Do Evangelicals Really Believe No Treatment is Needed for Mental Illness?

According to a recent study, many of them do. About half, in fact agreed with this statement:

“With just Bible study and prayer, ALONE, people with serious mental illness like depression, bipolar disorder, and schizophrenia could overcome mental illness.”

Now, I hesitate to quote from any study like this and use it to pass judgement against evangelicals in general. Especially when it clearly is just 48% that did agree with it. On the other hand, I have some experience in this realm. When I was first diagnosed with major depression, and dissociative episodes, I happened to be very involved at a church at the time. I can’t say that everyone in that church was comfortable with my decision to take a step back from my involvement in church activities to attend therapy, individual and group, and generally try and take better care of myself. I won’t even get into how they felt about my therapist putting me on medication.

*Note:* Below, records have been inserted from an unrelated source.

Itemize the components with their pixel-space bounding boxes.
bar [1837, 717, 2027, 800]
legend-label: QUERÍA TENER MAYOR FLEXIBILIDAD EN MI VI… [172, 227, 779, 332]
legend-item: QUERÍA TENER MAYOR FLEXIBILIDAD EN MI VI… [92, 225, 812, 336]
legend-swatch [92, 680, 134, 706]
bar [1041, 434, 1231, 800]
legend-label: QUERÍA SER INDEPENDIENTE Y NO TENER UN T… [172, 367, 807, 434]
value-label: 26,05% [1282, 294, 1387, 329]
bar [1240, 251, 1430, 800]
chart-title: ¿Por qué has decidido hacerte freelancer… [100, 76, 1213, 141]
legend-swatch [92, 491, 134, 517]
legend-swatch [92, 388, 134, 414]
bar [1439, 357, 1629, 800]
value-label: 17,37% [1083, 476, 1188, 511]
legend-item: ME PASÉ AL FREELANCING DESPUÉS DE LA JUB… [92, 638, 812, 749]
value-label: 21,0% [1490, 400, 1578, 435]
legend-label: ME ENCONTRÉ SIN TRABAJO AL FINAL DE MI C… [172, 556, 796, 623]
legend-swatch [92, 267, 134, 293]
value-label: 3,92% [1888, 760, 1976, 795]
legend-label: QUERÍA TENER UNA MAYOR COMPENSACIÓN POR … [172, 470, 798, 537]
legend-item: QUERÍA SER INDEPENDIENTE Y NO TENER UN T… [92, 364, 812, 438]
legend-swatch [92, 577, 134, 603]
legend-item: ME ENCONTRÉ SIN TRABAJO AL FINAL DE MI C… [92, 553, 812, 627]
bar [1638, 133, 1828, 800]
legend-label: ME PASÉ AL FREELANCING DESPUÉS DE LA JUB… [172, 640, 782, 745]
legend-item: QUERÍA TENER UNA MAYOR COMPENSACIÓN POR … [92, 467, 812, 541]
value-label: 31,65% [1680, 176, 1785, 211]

I also can’t say that everyone in the church disagreed with that decision. Some were very supportive of me and one even referred me to the first therapist I saw during that time.

It was a mixture, probably very close to the results in this survey if I sit and really think about it. But that’s not the point. The half that supported me were great, but the other half, who felt that all I really needed was more faith, and MORE involvement in church activities instead of stepping away from some of them to actually get help with my condition, made it extremely uncomfortable for me to even attend church any more. Eventually, they won out. Instead of having a place of refuge where I could be supported as I struggled for my own life and health, church was just another place where I had to fight and deal with people who saw me as less than themselves.

I know I’m not alone in this experience either. There are lots of survivors who do not feel comfortable in a church environment. There are a lot who do, and draw quite a bit of strength from their faith and church family. Wouldn’t it be nice if all survivors could choose to have that support if they wanted it? Instead, many find themselves on the outside of their church group because too many in the church don’t see mental health as a “real” health issue.

It’s 2013 people. People with mental health problems have health problems that can be treated and overcome with proper medication and possibly with some therapeutic assistance, and could use your support instead of your scorn. They aren’t witches to be burned.